Total number of rounds (epochs):  3
Final weights:  [0.30000000000000004, 0.49999999999999994]
Final bias:  -0.8


##Remark:
1. The weight and bias are not unique. For example, if we give it different initialization, the output would be different. (SKlearn perception would ramdomly initialize all parameter for you, except learing rate.)
2. what is learning rate? $\eta$ is larger, the change of weights($\omega_{i}$) and bias($\theta$) would be fast, 'learing' is faster; conversely, $\eta$ is smaller, the change of weights and bias would be slow, 'learing' would be slower.
3. Some terminology: **Learning** AND **Epoch**

    Learning: process of updating weights in the perceptron.

    Epoch refers to one cycle through the full training dataset.
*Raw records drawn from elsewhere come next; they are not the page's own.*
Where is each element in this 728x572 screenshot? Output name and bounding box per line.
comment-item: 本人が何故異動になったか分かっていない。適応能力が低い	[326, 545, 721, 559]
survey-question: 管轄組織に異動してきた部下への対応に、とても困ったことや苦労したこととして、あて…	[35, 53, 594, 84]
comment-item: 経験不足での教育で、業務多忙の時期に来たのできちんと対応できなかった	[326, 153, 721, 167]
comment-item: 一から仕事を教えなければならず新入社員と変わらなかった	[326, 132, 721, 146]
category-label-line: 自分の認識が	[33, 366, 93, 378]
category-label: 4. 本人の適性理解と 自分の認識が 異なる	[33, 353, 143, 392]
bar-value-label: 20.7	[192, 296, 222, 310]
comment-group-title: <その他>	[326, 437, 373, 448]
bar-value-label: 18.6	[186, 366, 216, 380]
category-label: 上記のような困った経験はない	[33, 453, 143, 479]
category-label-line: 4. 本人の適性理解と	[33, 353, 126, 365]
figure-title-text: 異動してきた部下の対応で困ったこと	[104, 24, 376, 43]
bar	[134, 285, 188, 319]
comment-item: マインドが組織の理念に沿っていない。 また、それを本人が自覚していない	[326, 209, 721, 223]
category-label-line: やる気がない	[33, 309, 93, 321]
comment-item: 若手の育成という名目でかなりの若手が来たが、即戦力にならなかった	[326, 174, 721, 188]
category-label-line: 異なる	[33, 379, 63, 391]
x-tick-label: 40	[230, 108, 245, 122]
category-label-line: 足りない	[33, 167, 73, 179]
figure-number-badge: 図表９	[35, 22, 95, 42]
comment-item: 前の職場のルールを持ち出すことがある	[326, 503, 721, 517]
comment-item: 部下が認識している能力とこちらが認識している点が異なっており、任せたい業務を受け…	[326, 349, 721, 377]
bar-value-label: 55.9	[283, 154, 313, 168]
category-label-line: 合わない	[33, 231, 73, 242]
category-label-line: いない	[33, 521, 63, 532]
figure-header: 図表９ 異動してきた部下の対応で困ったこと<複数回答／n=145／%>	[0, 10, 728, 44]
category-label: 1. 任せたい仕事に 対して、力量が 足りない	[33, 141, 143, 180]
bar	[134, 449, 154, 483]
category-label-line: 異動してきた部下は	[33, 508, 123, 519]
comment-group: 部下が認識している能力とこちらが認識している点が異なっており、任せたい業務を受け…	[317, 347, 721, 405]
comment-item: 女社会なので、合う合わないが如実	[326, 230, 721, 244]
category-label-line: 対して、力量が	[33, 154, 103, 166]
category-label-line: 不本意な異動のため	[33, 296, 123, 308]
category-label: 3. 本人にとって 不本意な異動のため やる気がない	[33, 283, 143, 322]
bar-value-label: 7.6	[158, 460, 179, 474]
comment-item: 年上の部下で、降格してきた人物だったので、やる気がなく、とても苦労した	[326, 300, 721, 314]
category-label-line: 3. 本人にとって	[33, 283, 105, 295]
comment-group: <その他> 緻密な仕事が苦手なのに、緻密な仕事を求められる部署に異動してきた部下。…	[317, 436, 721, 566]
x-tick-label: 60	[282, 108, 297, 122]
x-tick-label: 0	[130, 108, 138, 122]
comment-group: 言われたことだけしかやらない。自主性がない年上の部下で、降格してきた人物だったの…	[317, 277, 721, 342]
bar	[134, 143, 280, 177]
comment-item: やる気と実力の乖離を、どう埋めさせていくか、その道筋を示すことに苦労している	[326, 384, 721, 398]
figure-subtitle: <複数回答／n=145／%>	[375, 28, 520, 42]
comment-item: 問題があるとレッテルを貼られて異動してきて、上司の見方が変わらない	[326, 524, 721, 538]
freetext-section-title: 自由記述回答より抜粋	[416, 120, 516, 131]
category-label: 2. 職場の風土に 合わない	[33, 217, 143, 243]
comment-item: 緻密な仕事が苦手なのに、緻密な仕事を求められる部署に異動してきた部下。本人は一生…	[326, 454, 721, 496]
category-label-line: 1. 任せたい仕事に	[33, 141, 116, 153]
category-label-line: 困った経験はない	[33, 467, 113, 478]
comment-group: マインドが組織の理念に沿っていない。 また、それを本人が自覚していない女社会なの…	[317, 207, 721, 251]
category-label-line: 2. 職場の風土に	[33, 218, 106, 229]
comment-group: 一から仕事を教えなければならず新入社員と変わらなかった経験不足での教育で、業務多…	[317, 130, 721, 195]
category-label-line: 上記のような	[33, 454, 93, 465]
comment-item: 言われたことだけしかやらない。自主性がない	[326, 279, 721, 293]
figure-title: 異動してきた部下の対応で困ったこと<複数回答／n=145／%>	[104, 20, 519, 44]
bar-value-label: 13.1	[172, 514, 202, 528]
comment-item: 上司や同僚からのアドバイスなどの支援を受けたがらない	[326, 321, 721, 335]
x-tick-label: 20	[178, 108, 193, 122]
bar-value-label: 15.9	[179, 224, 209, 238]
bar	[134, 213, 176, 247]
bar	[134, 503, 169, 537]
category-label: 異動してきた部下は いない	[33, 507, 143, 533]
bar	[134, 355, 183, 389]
##Pros and Cons with different learning rate
1. when the learning rate $\eta$ is big: learning is fast, but might hard to converge. (例如在minimum附近震荡)
2. when the learning rate $\eta$ is small: learning is slow, and easy converge to local minimum.

##Decision Boundary
EXAMPLE:

if we get our training result: $\omega_{1} = 0.3$, $\omega_{2} = 0.5$, $\theta = -0.8$

$$y = \left\{
  \begin{aligned}
  &0, 3x_{1} + 5x_{2} < 8 \\
  &1, 3x_{1} + 5x_{2} ≥ 8
  \end{aligned}
\right.
$$

The straight line defined by $3x_1 + 5x_2 = 8$ is called Decision Boundary of the perceptron.

**Decision Boundary:**

In a **binary classification problem**, a decision boundary or decision surface is a hypersurface that **partitions** the underlying vector space **into two sets**, one for each class. The classifier will **classify all the points on one side of the decision boundary as belonging to one class and all those on the other side as belonging to the other class.**

##Shortage
Question: Can we apply the same perceptron learning
procedure for the XOR gate, which has the truth table on
the right? If so, show all the steps. If not, explain why.